To celebrate 350 years of scientific publishing, we are inviting our readers to tell us about their favourite papers from the Royal Society archive. Today Visakh Vaikuntanathan, a final year doctoral candidate in the department of Aerospace Engineering at the Indian Institute of Science, tells us about two highlights from the archive.
One of the first experimental studies on the splash phenomenon when (a) a liquid drop impacts on a liquid pool, and (b) a solid sphere impacts on a liquid pool was reported in the two papers of Arthur Mason Worthington and RS Cole published in Philosophical Transactions A in 1897 and 1900. Due to a wide range of parameters affecting the process, the subject of their study is still not fully understood and is still being pursued today. Although qualitative in their description of the splash phenomenon, the papers are nothing short of remarkable for their time period for two reasons – (i) employment of instantaneous spark photography, which was the equivalent of present day high speed digital video cameras in producing beautiful time-resolved images of splash phenomenon, and (ii) the description of the salient features of splash and how they are affected by a variety of parameters.

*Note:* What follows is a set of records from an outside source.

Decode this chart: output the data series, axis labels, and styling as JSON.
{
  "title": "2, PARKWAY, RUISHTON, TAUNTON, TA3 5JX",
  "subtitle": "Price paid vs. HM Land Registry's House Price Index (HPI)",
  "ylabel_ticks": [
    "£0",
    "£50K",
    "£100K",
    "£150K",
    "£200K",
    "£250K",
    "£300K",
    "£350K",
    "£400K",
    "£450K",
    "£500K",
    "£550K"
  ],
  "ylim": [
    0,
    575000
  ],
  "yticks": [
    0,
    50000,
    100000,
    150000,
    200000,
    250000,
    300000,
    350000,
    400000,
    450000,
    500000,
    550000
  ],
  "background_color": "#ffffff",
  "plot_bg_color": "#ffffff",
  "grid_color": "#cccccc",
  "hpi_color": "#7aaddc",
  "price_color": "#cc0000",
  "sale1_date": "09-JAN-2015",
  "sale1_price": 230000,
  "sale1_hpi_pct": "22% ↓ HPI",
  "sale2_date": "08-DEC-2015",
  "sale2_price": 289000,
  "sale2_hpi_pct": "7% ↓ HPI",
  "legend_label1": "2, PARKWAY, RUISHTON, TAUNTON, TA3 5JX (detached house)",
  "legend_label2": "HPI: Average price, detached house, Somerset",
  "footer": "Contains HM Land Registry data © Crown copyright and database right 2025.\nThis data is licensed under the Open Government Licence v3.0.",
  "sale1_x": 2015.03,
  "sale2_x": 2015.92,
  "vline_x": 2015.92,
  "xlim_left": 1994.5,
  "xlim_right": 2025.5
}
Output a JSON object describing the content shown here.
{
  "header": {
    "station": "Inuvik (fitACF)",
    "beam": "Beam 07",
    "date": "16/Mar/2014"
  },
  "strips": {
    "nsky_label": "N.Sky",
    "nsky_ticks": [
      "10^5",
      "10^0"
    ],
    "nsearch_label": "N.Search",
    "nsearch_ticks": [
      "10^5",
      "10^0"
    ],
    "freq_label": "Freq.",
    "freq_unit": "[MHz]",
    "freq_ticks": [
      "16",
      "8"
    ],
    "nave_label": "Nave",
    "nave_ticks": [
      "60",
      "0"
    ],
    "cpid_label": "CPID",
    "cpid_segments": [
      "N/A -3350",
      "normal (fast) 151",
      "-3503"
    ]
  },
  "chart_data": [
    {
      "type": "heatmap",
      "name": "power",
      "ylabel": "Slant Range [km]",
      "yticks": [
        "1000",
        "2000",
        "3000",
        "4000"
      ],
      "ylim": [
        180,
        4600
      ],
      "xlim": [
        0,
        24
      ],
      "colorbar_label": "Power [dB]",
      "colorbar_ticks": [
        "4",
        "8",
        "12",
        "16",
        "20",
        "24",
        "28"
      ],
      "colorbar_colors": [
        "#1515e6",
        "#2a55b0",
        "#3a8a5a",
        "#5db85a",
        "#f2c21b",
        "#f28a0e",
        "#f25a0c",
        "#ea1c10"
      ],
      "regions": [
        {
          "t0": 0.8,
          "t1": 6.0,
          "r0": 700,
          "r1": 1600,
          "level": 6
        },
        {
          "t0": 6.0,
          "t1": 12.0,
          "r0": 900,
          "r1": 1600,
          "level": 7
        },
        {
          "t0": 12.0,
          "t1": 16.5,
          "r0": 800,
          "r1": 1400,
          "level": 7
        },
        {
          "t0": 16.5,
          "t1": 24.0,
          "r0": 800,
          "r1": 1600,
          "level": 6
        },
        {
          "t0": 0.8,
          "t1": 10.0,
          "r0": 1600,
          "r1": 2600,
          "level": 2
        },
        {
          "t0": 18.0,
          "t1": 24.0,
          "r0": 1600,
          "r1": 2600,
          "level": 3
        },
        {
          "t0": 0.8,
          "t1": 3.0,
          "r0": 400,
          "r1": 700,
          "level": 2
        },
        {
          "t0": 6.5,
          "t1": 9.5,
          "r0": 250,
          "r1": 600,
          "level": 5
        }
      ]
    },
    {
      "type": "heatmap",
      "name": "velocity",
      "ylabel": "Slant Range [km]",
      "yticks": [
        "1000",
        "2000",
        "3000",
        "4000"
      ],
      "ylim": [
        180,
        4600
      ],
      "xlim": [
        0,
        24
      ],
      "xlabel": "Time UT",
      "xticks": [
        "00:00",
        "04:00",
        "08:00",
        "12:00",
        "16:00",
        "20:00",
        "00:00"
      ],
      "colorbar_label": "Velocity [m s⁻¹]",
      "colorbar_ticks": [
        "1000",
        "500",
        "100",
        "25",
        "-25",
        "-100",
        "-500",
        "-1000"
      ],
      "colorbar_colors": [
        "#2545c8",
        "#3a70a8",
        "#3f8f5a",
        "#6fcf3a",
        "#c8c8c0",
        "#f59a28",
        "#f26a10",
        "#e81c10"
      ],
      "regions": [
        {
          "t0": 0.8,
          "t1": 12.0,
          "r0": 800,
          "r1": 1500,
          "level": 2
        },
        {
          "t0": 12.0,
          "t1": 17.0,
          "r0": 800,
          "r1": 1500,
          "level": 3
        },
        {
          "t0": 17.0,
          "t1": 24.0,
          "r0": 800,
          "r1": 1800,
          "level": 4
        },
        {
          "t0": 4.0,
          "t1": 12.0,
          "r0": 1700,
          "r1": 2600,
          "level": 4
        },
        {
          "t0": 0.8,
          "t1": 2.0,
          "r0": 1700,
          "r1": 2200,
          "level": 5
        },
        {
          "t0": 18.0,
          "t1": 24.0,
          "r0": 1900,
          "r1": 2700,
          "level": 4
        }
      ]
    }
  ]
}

Their experimental apparatus used an electric-spark produced at the desired time to illuminate the impact region. Imaging parameters such as time of sparking, interval between two sparking instants and duration of spark were achieved by detailed mechanisms utilizing electro-magnets, metallic timing spheres and Leyden jars. Regarding the spark duration the authors note, “this interval of less than three-millionths of a second bears to one second just about the same ratio as a day to a thousand years” – a classic example of the simple language used.
Through instantaneous spark photography, the authors bring out beautiful pictures of events above (1897) and beneath (1900) the free surface of a liquid pool when a solid sphere impacts on it. The formation and evolution of splash and air cavity, above and beneath the free liquid surface respectively, were carefully studied for a wide variety of parameters – impact velocity; solid sphere diameter and surface roughness; presence of dust on the solid sphere surface; surface tension, density, and viscosity of liquid pool; heating of solid sphere prior to impact; presence of surrounding air; and electrification of solid sphere prior to impact. The existence of a critical impact velocity separating regimes of ‘smooth’ splash (no formation of air cavity) and ‘rough’ splash (formation of air cavity) and its dependence on the above-mentioned parameters was discussed. A similarity of the general phenomenology of solid sphere impact on liquid pool with that of liquid drop impact on liquid pool was discussed as well.
Surface roughness promotes air cavity formation during solid sphere impacting a pool of water: (a) polished smooth serpentine sphere creating a ‘smooth’ splash (no air cavity underneath the free surface), and (b) rough marble sphere creating a ‘rough’ splash (elongated air cavity underneath the free surface) both falling from a height of around 15 cm from free surface level. Adapted from Series X and XIII of Worthington and Cole (1900).
The 1897 paper ends as follows:
“…we cannot but think that trustworthy information about the motions that follow very simple initial conditions may prove of real value, and not of merely curious interest”
Indeed, the plethora of phenomena originating from very simple initial conditions, such as in the case of solid sphere impacting on liquid pool, and their applications ranging from water entry of projectiles to underwater noise created by rain drops impacting on a liquid pool are testimony to this final statement made more than a century ago.